L’odissea videoludica di chi vi scrive è iniziata nel pomeriggio dell’altro ieri. Mi dedico all’ultima missione in solitaria del secondo DLC di Destiny 2, La Mente Bellica e, mentre mi sto godo il meritato filmato finale, puff. Kickato alla schermata iniziale, con scritta che segnalava le problematiche di connessione ai server. Provo a riconnettermi e nel frattempo reperisco sul “Tubo” il filmato in questione, ormai di certo irrecuperabile all’interno del gioco (maledetti, ndr). Poca roba alla fine, un piccolo cliffhanger che lascia spazio all’interpretazione personale dei giocatori.

Nel frattempo procedono serrati i tentativi per rientrare in possesso delle facolta ludiche di Destiny 2, ma i risultati sono sempre gli stessi: errore nel tentativo di connessione ai server. Le ricerche in rete sono quindi rivolte a dare un senso al tutto. Sono solo io? È un problematica generale?

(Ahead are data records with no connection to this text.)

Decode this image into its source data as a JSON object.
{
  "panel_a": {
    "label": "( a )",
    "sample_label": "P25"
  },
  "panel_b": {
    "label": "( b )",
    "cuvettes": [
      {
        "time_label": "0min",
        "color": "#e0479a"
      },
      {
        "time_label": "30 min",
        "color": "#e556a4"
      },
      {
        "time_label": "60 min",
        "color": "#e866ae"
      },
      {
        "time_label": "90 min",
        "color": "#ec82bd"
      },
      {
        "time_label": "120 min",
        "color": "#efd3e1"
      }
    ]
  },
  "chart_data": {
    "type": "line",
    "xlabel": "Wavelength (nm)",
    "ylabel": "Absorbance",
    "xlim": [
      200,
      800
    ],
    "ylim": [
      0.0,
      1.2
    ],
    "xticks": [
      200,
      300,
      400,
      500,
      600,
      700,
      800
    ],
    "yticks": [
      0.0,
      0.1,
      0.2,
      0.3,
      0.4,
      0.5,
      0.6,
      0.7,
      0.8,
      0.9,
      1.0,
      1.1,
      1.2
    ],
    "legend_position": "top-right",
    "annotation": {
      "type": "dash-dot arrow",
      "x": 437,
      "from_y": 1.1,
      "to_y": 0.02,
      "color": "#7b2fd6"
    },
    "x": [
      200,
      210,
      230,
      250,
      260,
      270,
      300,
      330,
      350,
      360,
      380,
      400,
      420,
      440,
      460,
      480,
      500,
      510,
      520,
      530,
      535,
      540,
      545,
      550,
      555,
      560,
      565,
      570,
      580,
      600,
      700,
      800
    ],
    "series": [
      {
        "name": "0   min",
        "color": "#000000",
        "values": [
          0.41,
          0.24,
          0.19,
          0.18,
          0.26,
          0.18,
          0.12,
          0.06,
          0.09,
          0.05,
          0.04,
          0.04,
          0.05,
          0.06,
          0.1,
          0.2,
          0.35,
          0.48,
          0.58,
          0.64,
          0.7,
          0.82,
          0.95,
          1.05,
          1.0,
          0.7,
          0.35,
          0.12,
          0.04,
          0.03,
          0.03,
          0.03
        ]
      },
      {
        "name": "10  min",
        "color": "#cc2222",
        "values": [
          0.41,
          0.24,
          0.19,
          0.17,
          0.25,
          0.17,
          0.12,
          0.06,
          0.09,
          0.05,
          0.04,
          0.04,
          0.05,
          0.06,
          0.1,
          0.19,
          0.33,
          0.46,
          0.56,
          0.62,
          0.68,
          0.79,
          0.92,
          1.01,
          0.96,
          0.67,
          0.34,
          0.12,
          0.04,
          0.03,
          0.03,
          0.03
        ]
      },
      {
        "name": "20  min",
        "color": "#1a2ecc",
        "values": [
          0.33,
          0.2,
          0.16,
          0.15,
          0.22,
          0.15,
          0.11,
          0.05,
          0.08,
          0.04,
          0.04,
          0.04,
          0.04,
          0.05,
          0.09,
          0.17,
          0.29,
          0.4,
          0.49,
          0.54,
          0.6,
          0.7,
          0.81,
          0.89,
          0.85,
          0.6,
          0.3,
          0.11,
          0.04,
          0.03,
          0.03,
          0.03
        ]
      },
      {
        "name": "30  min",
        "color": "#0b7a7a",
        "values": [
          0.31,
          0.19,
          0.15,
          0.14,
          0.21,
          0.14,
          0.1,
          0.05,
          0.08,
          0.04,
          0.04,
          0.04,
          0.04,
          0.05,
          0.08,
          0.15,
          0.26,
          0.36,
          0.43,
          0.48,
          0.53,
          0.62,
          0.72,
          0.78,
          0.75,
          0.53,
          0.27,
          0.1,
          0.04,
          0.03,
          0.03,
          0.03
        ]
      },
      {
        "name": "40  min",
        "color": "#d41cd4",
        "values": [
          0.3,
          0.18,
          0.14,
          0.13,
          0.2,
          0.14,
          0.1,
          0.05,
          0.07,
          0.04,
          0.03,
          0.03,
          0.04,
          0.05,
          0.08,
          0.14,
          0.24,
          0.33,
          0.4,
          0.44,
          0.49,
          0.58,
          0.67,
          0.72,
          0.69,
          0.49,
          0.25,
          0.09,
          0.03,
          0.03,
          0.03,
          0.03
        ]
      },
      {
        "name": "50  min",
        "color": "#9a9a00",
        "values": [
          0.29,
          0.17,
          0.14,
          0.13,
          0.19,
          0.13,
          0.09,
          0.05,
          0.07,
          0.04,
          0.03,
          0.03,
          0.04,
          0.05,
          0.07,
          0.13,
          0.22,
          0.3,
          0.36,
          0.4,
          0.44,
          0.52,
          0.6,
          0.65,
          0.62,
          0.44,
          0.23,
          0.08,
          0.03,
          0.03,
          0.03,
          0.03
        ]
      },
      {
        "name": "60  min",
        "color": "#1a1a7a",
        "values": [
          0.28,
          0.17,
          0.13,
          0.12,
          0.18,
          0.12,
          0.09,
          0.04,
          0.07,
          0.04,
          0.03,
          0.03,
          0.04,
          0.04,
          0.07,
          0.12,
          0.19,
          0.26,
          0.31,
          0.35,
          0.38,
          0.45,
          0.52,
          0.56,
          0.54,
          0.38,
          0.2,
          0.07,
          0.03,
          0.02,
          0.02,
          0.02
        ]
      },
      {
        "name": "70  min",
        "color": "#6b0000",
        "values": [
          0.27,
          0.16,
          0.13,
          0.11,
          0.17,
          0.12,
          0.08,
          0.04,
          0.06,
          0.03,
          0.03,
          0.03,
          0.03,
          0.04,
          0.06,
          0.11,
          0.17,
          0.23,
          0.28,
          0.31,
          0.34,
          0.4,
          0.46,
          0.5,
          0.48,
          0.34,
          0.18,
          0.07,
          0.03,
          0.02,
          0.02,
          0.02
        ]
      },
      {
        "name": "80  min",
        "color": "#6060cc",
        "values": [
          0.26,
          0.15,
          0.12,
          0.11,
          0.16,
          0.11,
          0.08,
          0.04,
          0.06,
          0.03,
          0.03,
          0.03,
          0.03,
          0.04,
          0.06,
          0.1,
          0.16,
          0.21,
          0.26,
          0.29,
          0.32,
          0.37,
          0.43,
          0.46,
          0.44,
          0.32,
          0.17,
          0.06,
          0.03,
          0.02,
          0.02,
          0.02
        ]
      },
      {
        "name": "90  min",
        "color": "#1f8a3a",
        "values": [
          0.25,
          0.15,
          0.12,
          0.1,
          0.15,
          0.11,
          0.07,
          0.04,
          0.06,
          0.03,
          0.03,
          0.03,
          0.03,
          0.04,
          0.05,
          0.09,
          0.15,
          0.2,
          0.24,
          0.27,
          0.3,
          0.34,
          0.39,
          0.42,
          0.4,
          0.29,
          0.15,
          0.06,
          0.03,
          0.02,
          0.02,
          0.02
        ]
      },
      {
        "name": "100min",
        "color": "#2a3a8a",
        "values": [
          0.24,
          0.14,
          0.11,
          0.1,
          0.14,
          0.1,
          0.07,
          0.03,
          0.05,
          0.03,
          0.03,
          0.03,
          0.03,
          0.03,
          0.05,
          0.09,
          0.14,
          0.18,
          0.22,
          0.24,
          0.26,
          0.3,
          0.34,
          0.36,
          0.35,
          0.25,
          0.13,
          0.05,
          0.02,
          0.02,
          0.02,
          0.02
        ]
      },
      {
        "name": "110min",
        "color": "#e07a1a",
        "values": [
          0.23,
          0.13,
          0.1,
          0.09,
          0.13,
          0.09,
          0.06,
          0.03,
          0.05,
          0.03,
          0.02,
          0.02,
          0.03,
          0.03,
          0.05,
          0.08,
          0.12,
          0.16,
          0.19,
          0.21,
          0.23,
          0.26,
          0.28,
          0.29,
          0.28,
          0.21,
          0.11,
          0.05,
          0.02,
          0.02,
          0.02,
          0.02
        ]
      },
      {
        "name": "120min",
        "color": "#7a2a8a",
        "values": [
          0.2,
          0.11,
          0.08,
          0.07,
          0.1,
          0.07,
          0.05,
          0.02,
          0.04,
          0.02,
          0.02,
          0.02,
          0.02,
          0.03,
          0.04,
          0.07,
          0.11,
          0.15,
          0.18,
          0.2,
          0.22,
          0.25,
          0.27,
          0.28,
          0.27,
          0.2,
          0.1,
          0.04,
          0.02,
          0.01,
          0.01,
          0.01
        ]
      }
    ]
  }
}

Ebbene non sembrerebbe essere un patema che affligge solo i videogiochi, ma è l’intera struttura di PincoPallo (Telecom Italiaaaaaaaaaaaaaaaaaaaa NdTanzen) a traballare, con le conseguenze che quindi si abbattono su tutti i giocatori che cercano di connettersi alla più disparata risma di titoli. Me ne faccio una ragione (sì, col piffero! Ndr) e passo ad altro: nonostante abbia ancora giochi da cominciare, il bambino che è in me vuole ciò che non può ottenere, e quindi mi dedico a fumetti, serie TV, passando compulsivamente dagli uni agli altri. Nel frattempo passano una manciata di ore e, dopo un pisolino che non fa mai male, provo di nuovo a lanciarmi nell’orbita di Marte in Destiny 2. Nulla da fare, siamo sempre punto e a capo.

Fortuna vuole però che nella serata di ieri l’altro avessi già da fare, quindi mi allontano dalla PlayStation 4, sul cui capo pendeva pericolosamente la scure del boia (don’t try this at home, ndr): un’altra vittima designata di PincoPallo (T E L E C O M I T A L I A ndTanzen), che si sarebbe aggiunta al pomeriggio di gaming selvaggio gettato al vento. Un’uscita che ha riportato i livelli di rabbia videoludica nella norma e che, guardando i dati delle problematiche di PincoPallo (… ndTanzen), mi ha evitato anche il momento in cui c’è stato il picco massimo di disfunzioni (e di imprecazioni), dove probabilmente anche il fidato Netflix sarebbe risultato inservibile.

Un ritorno al mesozoico videoludico in sostanza, con annessi tutti i disservizi del caso che hanno afflitto i titoli che vivono grazie alle proprie meccaniche in rete. Come se per un pomeriggio fossi stato Will Smith in Io Sono Leggenda. Solo che in questo caso il mio compagno di viaggio non era un cane ma una console, che voleva abbaiare in rete ma si è riscoperta afona.